For the time being, most of my tasks are logistical and ramp-up related, so nothing super exciting.  I've been filling out some initial forms for Steam storefront distribution, registering in preparation for submitting an application for a Switch devkit, and looking into where I should post my devlogs (right now there are 3 main places -- on my website, on itch.io, and on tigsource.com).  I also waffled around a bit looking for a decent yet simple task tracker.  I was halfway towards just using a text file (hey, it's worked just fine for the rest of my life...), but in the end I made a board on Trello and have been using that.

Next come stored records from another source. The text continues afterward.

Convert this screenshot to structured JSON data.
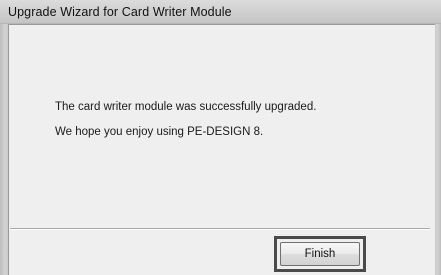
{
  "window": {
    "title": "Upgrade Wizard for Card Writer Module"
  },
  "content": {
    "message_success": "The card writer module was successfully upgraded.",
    "message_enjoy": "We hope you enjoy using PE-DESIGN 8."
  },
  "buttons": {
    "finish_label": "Finish"
  }
}
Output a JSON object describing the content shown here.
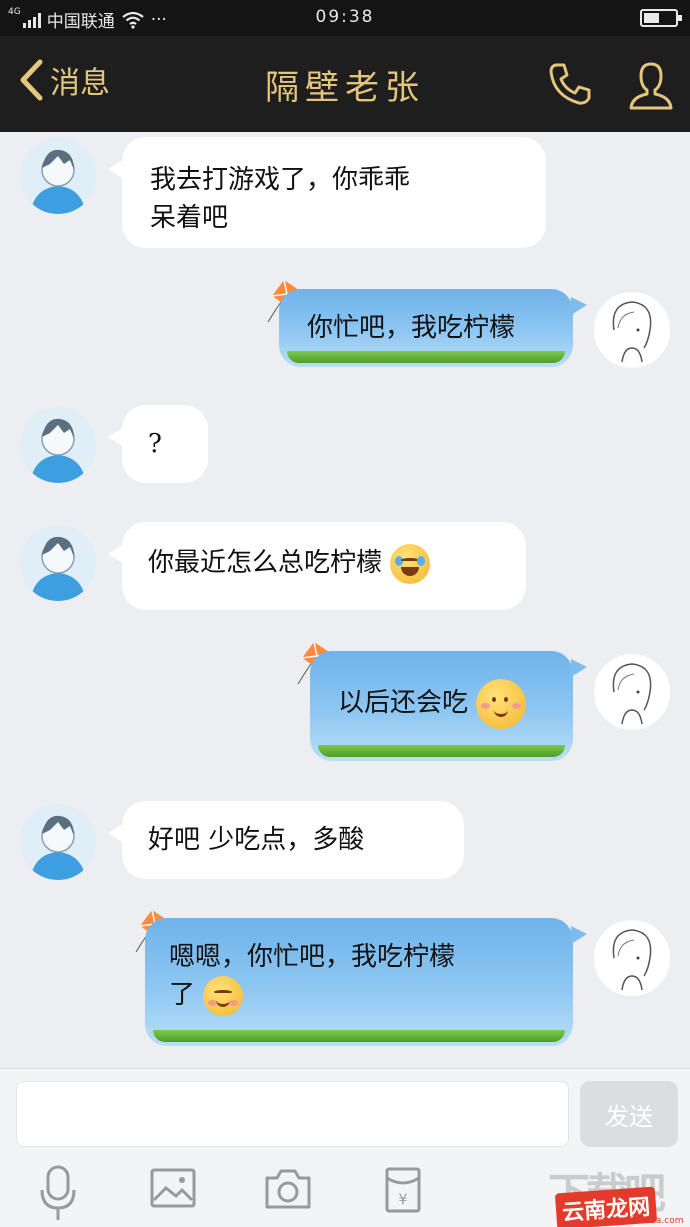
{
  "status": {
    "network": "4G",
    "carrier": "中国联通",
    "dots": "···",
    "time": "09:38"
  },
  "header": {
    "back_label": "消息",
    "title": "隔壁老张",
    "accent": "#e3c57c"
  },
  "messages": [
    {
      "side": "in",
      "text_lines": [
        "我去打游戏了，你乖乖",
        "呆着吧"
      ],
      "emoji": ""
    },
    {
      "side": "out",
      "text_lines": [
        "你忙吧，我吃柠檬"
      ],
      "emoji": ""
    },
    {
      "side": "in",
      "text_lines": [
        "?"
      ],
      "emoji": ""
    },
    {
      "side": "in",
      "text_lines": [
        "你最近怎么总吃柠檬"
      ],
      "emoji": "tears-of-joy"
    },
    {
      "side": "out",
      "text_lines": [
        "以后还会吃"
      ],
      "emoji": "blush"
    },
    {
      "side": "in",
      "text_lines": [
        "好吧 少吃点，多酸"
      ],
      "emoji": ""
    },
    {
      "side": "out",
      "text_lines": [
        "嗯嗯，你忙吧，我吃柠檬",
        "了"
      ],
      "emoji": "smile"
    }
  ],
  "composer": {
    "placeholder": "",
    "send_label": "发送"
  },
  "toolbar_icons": [
    "microphone-icon",
    "image-icon",
    "camera-icon",
    "red-packet-icon"
  ],
  "watermark": {
    "text": "下载吧",
    "badge": "云南龙网",
    "url": "www.xiazaiba.com"
  }
}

Other than that, I have been doing...well, ramp-up work.  I haven't booted into the OSX partition on my personal laptop in ages (I had been living off of the windows partition, since my work laptop was almost always booted into OSX), but I'm going to need to use it to make iOS/OSX builds and the like, so I set up Unity/VSCode/etc/etc on it and got everything up and running.

I decided to also take this time to work on some very boring yet essential devops work -- nailing down my automated build pipelines.  Generating new builds of your game is a royal pain in the butt if you have to do it manually across a billion platforms (Windows, OSX, Linux, iOS, Android), each with their own requirements and extra steps (particularly iOS and Android, which have their own storefronts, code signing, and testing distribution programs).

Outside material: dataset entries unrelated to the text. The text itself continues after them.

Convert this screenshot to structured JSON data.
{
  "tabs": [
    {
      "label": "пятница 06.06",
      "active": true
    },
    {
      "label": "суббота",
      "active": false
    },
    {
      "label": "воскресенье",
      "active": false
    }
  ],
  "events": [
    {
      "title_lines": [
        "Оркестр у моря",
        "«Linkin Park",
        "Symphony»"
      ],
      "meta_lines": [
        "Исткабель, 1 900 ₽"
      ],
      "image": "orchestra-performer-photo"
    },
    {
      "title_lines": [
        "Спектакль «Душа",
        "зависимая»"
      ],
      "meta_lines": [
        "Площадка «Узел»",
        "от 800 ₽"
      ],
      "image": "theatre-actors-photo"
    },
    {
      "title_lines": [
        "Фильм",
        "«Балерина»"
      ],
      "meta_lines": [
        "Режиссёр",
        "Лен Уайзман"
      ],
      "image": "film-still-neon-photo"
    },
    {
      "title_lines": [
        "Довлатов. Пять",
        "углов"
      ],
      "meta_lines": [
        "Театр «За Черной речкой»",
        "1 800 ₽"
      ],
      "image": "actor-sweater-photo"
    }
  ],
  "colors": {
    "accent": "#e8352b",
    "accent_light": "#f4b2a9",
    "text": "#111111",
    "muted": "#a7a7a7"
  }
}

Thankfully, we've come a long way since the days of yore when you had to do all this stuff by hand in XCode/etc.  I've been integrating a tool called fastlane (https://fastlane.tools/) which handles the bulk of the iOS/android stuff for you, and even has a unity plugin for triggering unity builds.  It even has some functionality for capturing app screenshots (though I haven't tried it out yet), which will also be useful.  While I could invoke the fastlane builds from the commandline directly or via script, I'm going even further and using a local install of Jenkins (https://www.jenkins.io/), a continuous deployment/automation server.

The end goal is that I can click a button and then have Jenkins spin up 4 processes in parallel, one for each of iOS, Android, Linux, and OSX, each with their own separate working folders, and go through all of the steps required to build a new version of my game, including deploying to TestFlight for iOS, etc.  I've actually made quite significant progress towards that (lofty) goal today, which is pretty exciting.  Unfortunately OSX can't make Unity IL2CPP windows builds right now, so I'd have to either use Mono or (more likely) use my Desktop for the windows builds, but that's not too much of a problem.  If I =really= wanted to I could even set up a Jenkins agent on my Windows machine, but Windows standalone builds aren't particularly slow to generate (the iOS and Android builds are really the killer), so we'll see if I end up going that far or just doing those manually instead.

I'll be continuing work towards that, but for the rest of the week I also want to record some gameplay footage and start setting up my devlog stuff so I can get into a good rhythm and cadence for that.  Exciting stuff!